Взял Грейню за руку, повыше локтя, подвел к скамейке и вместе с ним взошел на первую, потом на вторую ступеньку, потом на самою скамью.
Грейня заносил ноги осторожно, как по незнакомой лестнице ночью, а когда поднялся, задел головой петлю, и она качнулась, точно от ветра.
Савел Семеныч поймал веревку, накинул петлю на голову Грейни, затянул ее так, что узел пришелся на затылке, а из-под чехла выдвинулись бугорки подбородка и носа, ощупал одним быстрым прикосновеньем всю шею и соскользнул наземь.
Грейня стоял на скамье один, высокий, угловатый, недвижный.
Тогда Савел Семеныч поднял бровь, осмотрел свое орудие сверху донизу, занес кривую в широкой штанине ногу назад и с размаху ударил ею по основанью скамейки.
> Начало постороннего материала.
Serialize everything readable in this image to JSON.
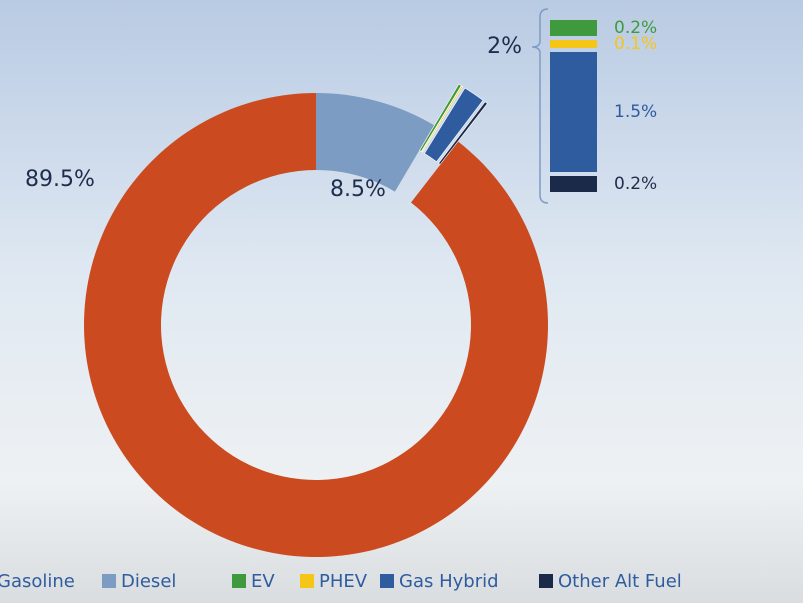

И тут же, еще на лету, обхватил Грейню в коленях, прижался к ним грудью и головой, поджал под себя свои ноги и повис так, тихо раскачиваясь.
Лес уже проснулся, но, точно недовольный, притворялся, что все еще спит. Молочно-голубая краска смешалась с чем-то огненным, потеплела, заулыбалась. Деревья отделились друг от друга.
Савел Семеныч, обняв в коленях Грейню, висел.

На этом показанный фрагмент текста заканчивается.